Access to market has never been easier and cost of acquisition has never been lower. It is an exciting time for those with the right attitude and the right software to process the data and provide the service.
5 The challenge of data ...
And what data there will be! Six years ago, Google’s Eric Schmidt claimed we create as much information every two days as has been created since the dawn of civilisation and the year 2003.
In 2015, we probably produced more every day since the birth of the printing press in the first 555 years. The rate of increase is exponential. Videos, photos, audio messages, blog posts are streaming onto the internet in ever increasing proportion. That’s lots and lots of information and lots of need to store.
According to the Cisco Cloud Global Index 2015, annual global data centre traffic will reach 10.4 zettabytes by the end of 2019, up from just over 3.4 zettabytes in 2014. Global cloud traffic will reach 8.6 Zettabytes up from 2.1 ZB over the same period. Data created by the internet of everything will exceed 500 ZettaBytes by 2020 up from 150 ZettaBytes in 2015. That’s over half a Yottabyte each year with more to come.
That’s a lot of data. How big is a Zettabyte - think Kilobyte (1) Megabyte (2) - Gigabyte (3) - Terabyte (4) - Petabyte (5) - Exabyte (6) - Zetabyte (7) and still to come yottabyte (8). Figures in brackets are the power factors from the humble Kilobyte. Consider the Encyclopaedia Brittanica is approximately 24 GB in total!
6 Data Storage ...
Digital connectivity is facilitating the process of digital disruption by reducing access to market barriers and reducing the cost of client or customer acquisition. Word of mouth becomes word of byte. The R(0) increases to spread the information flow. There is of course a downside. Product life cycles become more truncated as the life time values fall in periodicity and value.

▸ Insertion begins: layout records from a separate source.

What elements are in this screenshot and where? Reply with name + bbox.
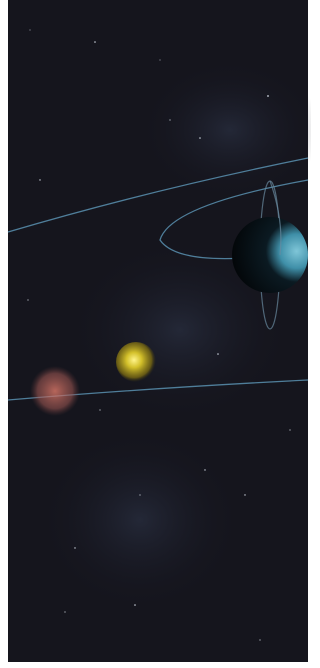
page: {} html, body { margin: 0; padding: 0; w… (0, 0, 311, 668)
planet (232, 217, 308, 293)
space-view (0, 0, 311, 668)
lens-flare (30, 366, 80, 416)
page-body (0, 0, 311, 668)
nebula (40, 430, 240, 610)
sun (116, 342, 156, 382)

Storage on the other hand is becoming more accessible to new and fast growing businesses. The failed whale syndrome, identified in our Twitter case study is largely a thing of the past for new businesses. Constant crashes as the MAUs increase should be an anachronism in the digital era. Rapid elasticity is the new mantra for cloud service providers. Start ups and unicorns are able to benefit from the rivalry between Amazon Web Services, Google, HP and IBM cloud.
Personal cloud usage has increased from zero in 2010 to over one billion users this year and will increased to 2.5 billion by 2020. The volume of data stored has increased from zero 2010 to 17 exabytes by 2015 and will increase to 45 exabytes by 2020.
New industries have emerged to accommodate the growth of the digital era and personal / small business cloud storage. Box.com with a market share of over 50% in the USA, lays claim to a 30% share world wide. The company still lays claim to a market cap of $1.3 billion US. Revenues of $325 million have yet to deliver a profit but that is no longer a critical KSF in the digital age.
Population growth, mobile connectivity, digital devices, the internet of things, data generation, processing costs, data storage have lowered the barriers to market entry and participation. Cost of acquisition, MAUsS, life time values have emerged as the new metrics for the digital age.
It is the world of Minimum Value Proposition, get it up and get it right. Marissa Mayer’s LEO - launch early and often and Googles SOAR - send out and revise are the new guidelines for product success.
But in many ways, the old corporate strategy guidelines remain dominant. Product life cycles are so important. Exponential growth rates are merely a phenomenon of the width of the x axis and the size of the R(0).
Understanding the challenges of digital disruption to an existing business player, require the traditional framework identified in our CBS NEWs analysis. Benchmark and market map, all things at all times. Profile Competitors, Buyers, suppliers and new products, new players, new technologies and new platforms.